Global Optimization

Short introduction

Global Optimization is the art of finding low-lying minima in high dimensional and rough functions. There are various applications of these methods to different fields of both science and industry. These include the design of electronic circuits, the optimization of flight plans or trade-routes, the well-known traveling salesman problem, Lennard-Jones clusters, spin-glasses or protein folding. In practical applications it is sometimes sufficient to find low-lying minima while some scientific question need the deepest minimum of the optimized function.
One well-known subgroup of Global Optimizers are the Stochastic Optimization methods. These work by probing the functional surface with random moves. One typical example of such minimization is Simulated Annealing (SA). SA is an iterative method which works with a virtual temperature T. Each point of the functions domain is seen as a state of the system and the function f(x) is interpreted as an energy E(x) which is to be minimized (therefore exploring a potential energy surface (PES)). Starting from a random initial state each step of a SA-minimization is testing the energy of a nearby random state x'. This state x' is accepted as starting point for the next step of the SA algorithm if min(exp(-delta E/(kB T)),1) is smaller than random(1) (delta E=E(x)-E(x'), kB is the Boltzmann's constant, T is the virtual Temperature, random(1) is a random number between 0 and 1). Otherwise the state stays unchanged and x' is simply discarded. Afterwards the temperature is slightly lowered (typically in a geometric fashion) and a new random change of the state is tried till a sufficiently low temperature is reached.
One can easily see that downhill moves are always accepted while energetically unfavored moves are more likely to be accepted when the temperature is high. Theoretically SA is guaranteed to find the lowest energy as long as each change is done adiabatically and the ergodicity of the changes of states in insured (ergodicity means basically that each point of the space for which E(x) is defined is reachable in a limited number of steps from each other point). However in actual simulations ensuring this adiabatic behavior is far too slow to be of any practical use. Therefore the temperature is lowered very quickly which doesn't meet any adiabatic requirement anymore and can result in a freezing of the simulation which means it got stuck in a local minimum.
This problem of freezing is common to all stochastic minimization methods. One can never be sure having found the global optimum. Therefore one should never trust a single simulation since it is likely that lower lying minima exist.

My contribution to this field (also see publications)

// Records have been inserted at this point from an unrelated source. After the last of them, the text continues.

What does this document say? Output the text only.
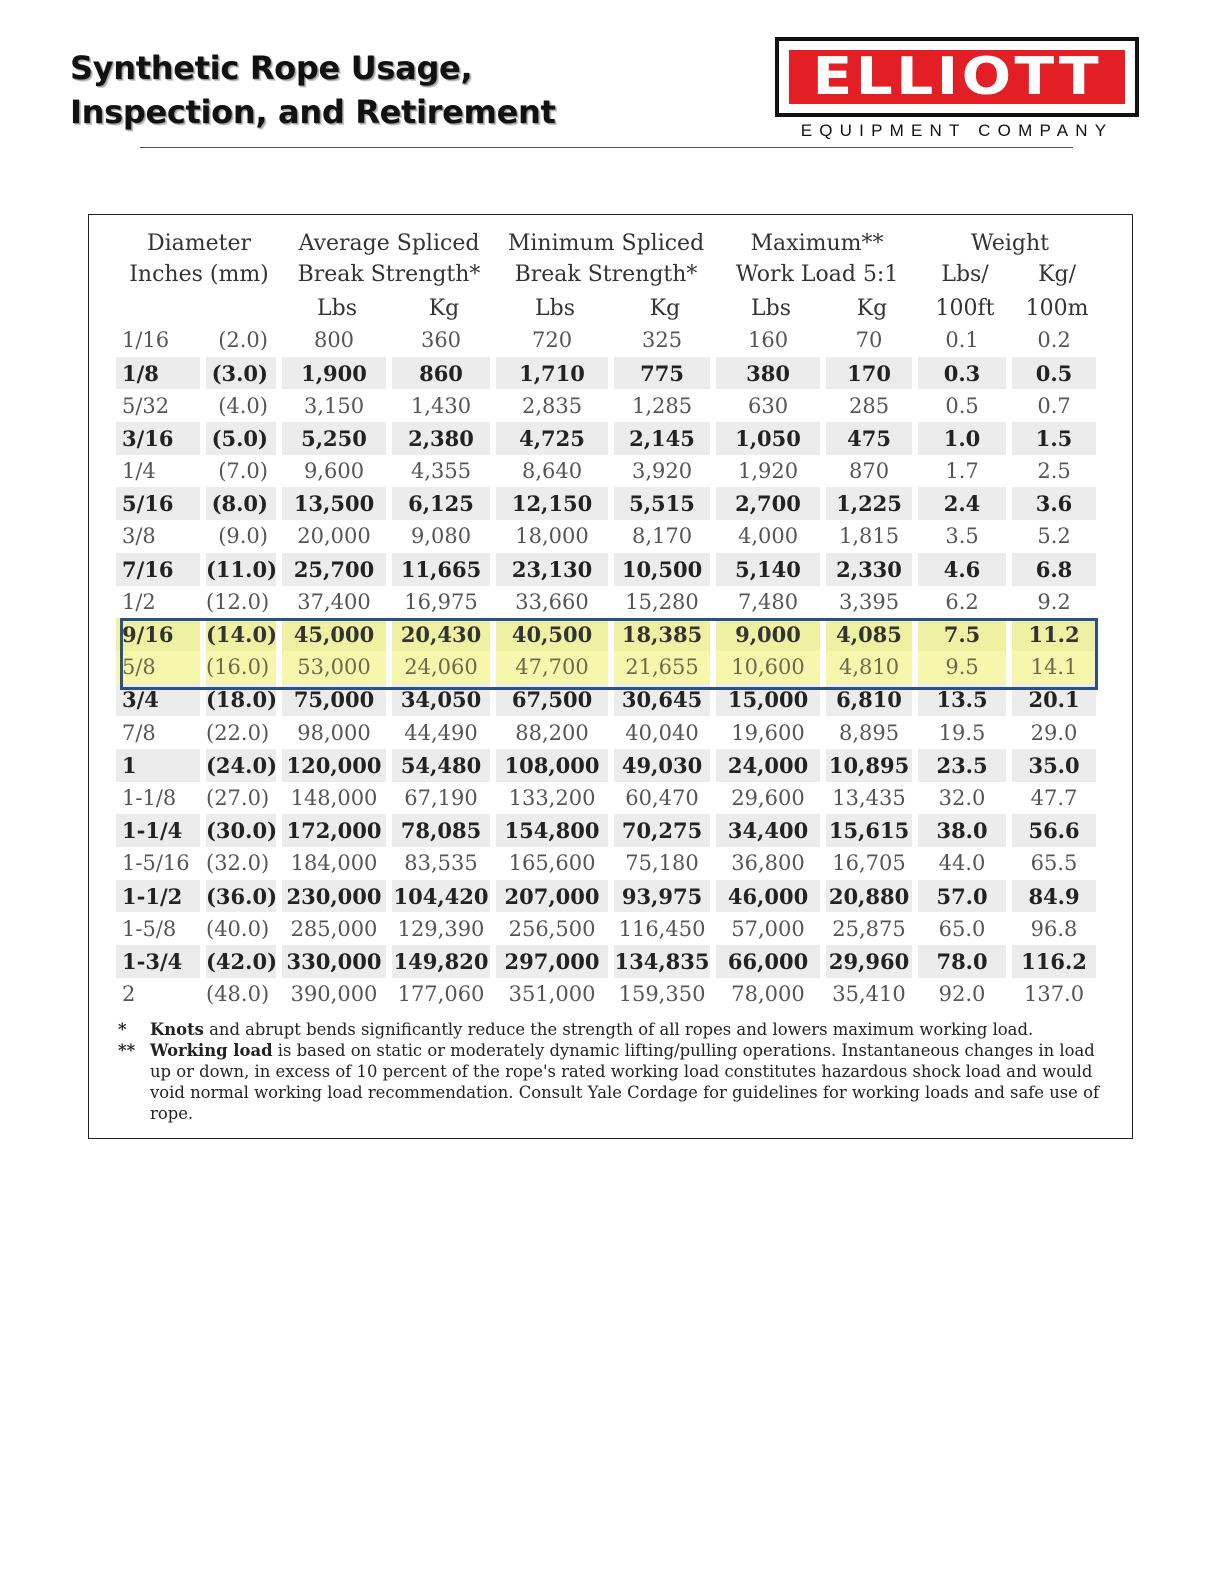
Synthetic Rope Usage,
Inspection, and Retirement
ELLIOTT
EQUIPMENT COMPANY
Diameter		Average Spliced		Minimum Spliced		Maximum**		Weight	
Inches (mm)		Break Strength*		Break Strength*		Work Load 5:1		Lbs/	Kg/
		Lbs	Kg	Lbs	Kg	Lbs	Kg	100ft	100m
1/16	(2.0)	800	360	720	325	160	70	0.1	0.2
1/8	(3.0)	1,900	860	1,710	775	380	170	0.3	0.5
5/32	(4.0)	3,150	1,430	2,835	1,285	630	285	0.5	0.7
3/16	(5.0)	5,250	2,380	4,725	2,145	1,050	475	1.0	1.5
1/4	(7.0)	9,600	4,355	8,640	3,920	1,920	870	1.7	2.5
5/16	(8.0)	13,500	6,125	12,150	5,515	2,700	1,225	2.4	3.6
3/8	(9.0)	20,000	9,080	18,000	8,170	4,000	1,815	3.5	5.2
7/16	(11.0)	25,700	11,665	23,130	10,500	5,140	2,330	4.6	6.8
1/2	(12.0)	37,400	16,975	33,660	15,280	7,480	3,395	6.2	9.2
9/16	(14.0)	45,000	20,430	40,500	18,385	9,000	4,085	7.5	11.2
5/8	(16.0)	53,000	24,060	47,700	21,655	10,600	4,810	9.5	14.1
3/4	(18.0)	75,000	34,050	67,500	30,645	15,000	6,810	13.5	20.1
7/8	(22.0)	98,000	44,490	88,200	40,040	19,600	8,895	19.5	29.0
1	(24.0)	120,000	54,480	108,000	49,030	24,000	10,895	23.5	35.0
1-1/8	(27.0)	148,000	67,190	133,200	60,470	29,600	13,435	32.0	47.7
1-1/4	(30.0)	172,000	78,085	154,800	70,275	34,400	15,615	38.0	56.6
1-5/16	(32.0)	184,000	83,535	165,600	75,180	36,800	16,705	44.0	65.5
1-1/2	(36.0)	230,000	104,420	207,000	93,975	46,000	20,880	57.0	84.9
1-5/8	(40.0)	285,000	129,390	256,500	116,450	57,000	25,875	65.0	96.8
1-3/4	(42.0)	330,000	149,820	297,000	134,835	66,000	29,960	78.0	116.2
2	(48.0)	390,000	177,060	351,000	159,350	78,000	35,410	92.0	137.0
* Knots and abrupt bends significantly reduce the strength of all ropes and lowers maximum working load.
** Working load is based on static or moderately dynamic lifting/pulling operations. Instantaneous changes in load up or down, in excess of 10 percent of the rope's rated working load constitutes hazardous shock load and would void normal working load recommendation. Consult Yale Cordage for guidelines for working loads and safe use of rope.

My work concentrated on developing and testing different stochastic optimization methods specifically effective for application to structure prediction of a free-energy function for protein folding. Using vanilla SA we were unable to find very deep minima on the free-energy surface. Therefore we needed to develop and test more efficient methods for this task.
One very promising global optimizer is STUN (stochastic tunneling), which we slightly modified for its application in protein folding. It works by a dynamic transformation of the optimized function thus enabling an easy crossing of high barriers during the optimization process. This enabled us to find an estimation of the global minimum which agreed very well with experimental data for the investigated protein.
Another successfull method for usage on computer clusters is parallel tempering (PT). It uses a multitude of concurrent parallel runs at different temperatures. Crucial to the success of PT is the exchange between temperature levels which allows a large-scale exploration of the functional space. We introduced a dynamic adaptation of the temperatures during the simulations and a replication of good states. These two changes to classical PT strongly improved its performance.
To allow the usage of inhomogeneous computer networks we developed a server-client model as a evolutionary model where a central server keeps a population of structures which evolve (are optimized) on remote computers. The challenge here is that all computers may or not finish their optimization runs and both the connection speed and computational power of the computers are inhomogeneous. This allows the usage of computers all over the world via the Internet, a method which is also successfully applied by, for example, folding@home. We refined our evolutionary model and successfully predicted the structure of a 60 amino-acid protein on an all-atom level using no information from protein databases. It shows that the population strongly enhances its native content during the simulations.
All these methods, among other which we used and tested (for example basin hopping) should a strong increase in efficiency compared to applying them in a not-problem specific adaptation. We gained in general more than one order of magnitude in the efficiency for the optimization algorithm and were able to find better estimations of the global minimum.